Is this a bad thing? Well, no, actually. For fans of the original, developer Gearbox is giving them what they want: more Borderlands. Deviations from the original are still plentiful and more than enough to justify a full-priced sequel, versus a bulky chunk of DLC. They just aren’t immediately obvious. For example, in speaking to one developer, it became apparent that Borderlands 2 will feature a much richer and developed story — a fact that the Gearbox team has steadily been building towards with every piece of DLC they have released since the original game’s launch. If you think  about the story-quotient in Borderlands, then compare that with The Zombie Island of Dr. Ned, and then Claptrap’s Robot Revolution, it’s clear that a stronger story has been building within the minds of the team’s writers for years.

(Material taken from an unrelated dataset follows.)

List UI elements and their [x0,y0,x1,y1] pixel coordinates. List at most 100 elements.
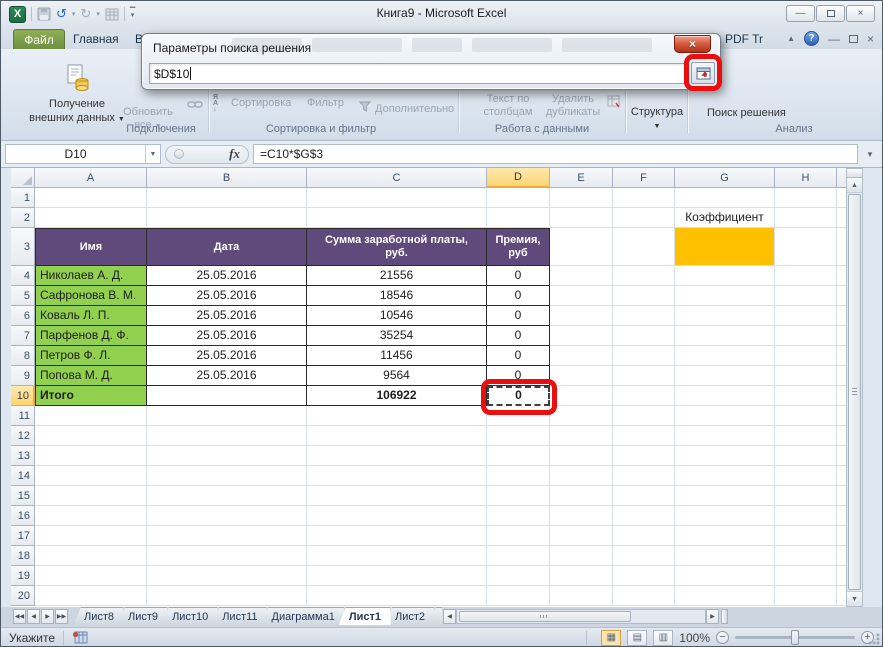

Our time with Borderlands 2 was brief and although Gearbox didn’t blow anyone’s socks off with the chosen demo level, they did announce the Mechromancer class, that will apparently be arriving at a later, unconfirmed, date via DLC. All in all, it was made very clear to all PAX attendees — and to us — that Borderlands 2 is going to be exactly what fans of the original want it to be: more Borderlands, but bigger, nicer-looking, more varied, and with a lot more to do in-between comparing guns for hours. And all of these are good things indeed.

Borderlands 2 will release on September 18, 2012 (September 21, 2012 for international markets) for the PS3, PC, and Xbox 360.